For many Royals fans, it is easy to focus on possible free agents to help boost this Royals lineup for 2021. I know I have been doing the same thing, looking at MLB Trade Rumors to see the options and free agents who could not just be affordable, but fit as well in the Royals lineup. However, while those fantasies are nice to think about, the reality is that it probably will be a tame off-season for Kansas City hot stove wise, and instead of focusing on players outside of the organization, Moore and the Royals most likely will be looking to see how they can improve within. Not only is it a less-expensive route, but it also can bode well for building future success as well.

And thus, that is why Soler and Franco are such key arbitration decisions this Winter for Moore. Yes, they may not be part of Kansas City’s long-term future, as they have limited defensive skills, and will be free agents after 2021, in which they will be 30 and 29, respectively, when they hit the open market. But Soler and Franco were key to the offense’s improvement in 2020, and if Soler is fully healthy, and if Franco can at least maintain what he did in 2020 in his second full season as a Royal, than perhaps the Royals could be closer to the “middle class of baseball” in 2021. A fully healthy lineup of Whit-Mondesi-Salvy-Soler-Dozier-Franco could do wonders at the top, and if Cordero can make gains and stay healthy, and if Nicky Lopez can at least get on-base at the bottom of the lineup, then well…the Royals actually could be a “better than average” lineup in 2021. It may not be enough to get them into the playoffs, but perhaps to 75-80 wins? That is more than a possibility if that 1-5 is clicking and healthy.

But in order for that to happen, the Royals need to bring back Soler and Franco. Even if 2021 is their last hurrah in Royals blue in Kansas City, this club needs their production and presence. Without one or even both hitters, it’s more than likely that this lineup is one of a 60-65 win team rather than 75-80 win one. Even if they do replace their absence with a free agent or two, I highly doubt that the newly acquired player will be able to match their possible production, especially considering the caliber of free agents Moore has acquired during his tenure as GM.

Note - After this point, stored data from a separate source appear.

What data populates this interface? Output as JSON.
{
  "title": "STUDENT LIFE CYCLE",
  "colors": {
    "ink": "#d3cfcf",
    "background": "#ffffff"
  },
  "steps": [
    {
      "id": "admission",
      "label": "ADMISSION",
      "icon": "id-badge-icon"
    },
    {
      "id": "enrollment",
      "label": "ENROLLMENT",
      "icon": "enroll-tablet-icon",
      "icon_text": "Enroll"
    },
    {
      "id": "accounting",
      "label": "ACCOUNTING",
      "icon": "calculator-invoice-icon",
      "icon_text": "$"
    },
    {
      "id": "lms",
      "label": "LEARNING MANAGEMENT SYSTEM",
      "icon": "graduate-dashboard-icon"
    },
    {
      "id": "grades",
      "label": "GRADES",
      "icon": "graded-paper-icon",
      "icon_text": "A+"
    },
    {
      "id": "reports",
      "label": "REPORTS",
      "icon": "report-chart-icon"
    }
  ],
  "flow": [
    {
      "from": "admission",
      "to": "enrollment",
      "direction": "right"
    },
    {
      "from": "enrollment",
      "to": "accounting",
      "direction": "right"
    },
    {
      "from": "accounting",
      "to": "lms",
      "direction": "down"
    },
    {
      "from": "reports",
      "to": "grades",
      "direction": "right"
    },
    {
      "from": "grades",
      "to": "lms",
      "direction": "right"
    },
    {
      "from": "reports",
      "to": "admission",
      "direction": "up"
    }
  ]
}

It shouldn’t be a hard decision for Moore and the Royals, but the decision to bring back Soler and Franco will probably go on longer than expected. They probably believe that they deserve extensions, but in this economy, both players would probably be better off taking whatever the Royals offer, which honestly may be in that Cot’s Contracts projection-range.

But if they are extended and come back to KC in 2021, expect the Royals lineup to continue to improve. And success offensively will further help this club make the kind of progression in the standings that this organization needs to give Royals fans confidence that lasting success is on the way.

Even though they are flawed hitters in different ways, this Royals lineup will need both of their bats to succeed in 2021. Because success in 2021 can hopefully breed for more lasting and concrete competitiveness in 2022 and beyond, especially once the young prospects are up and ready to contribute.

Let’s hope Soler and Franco are around next year to continue the gains of Moore’s “Process 2.0”.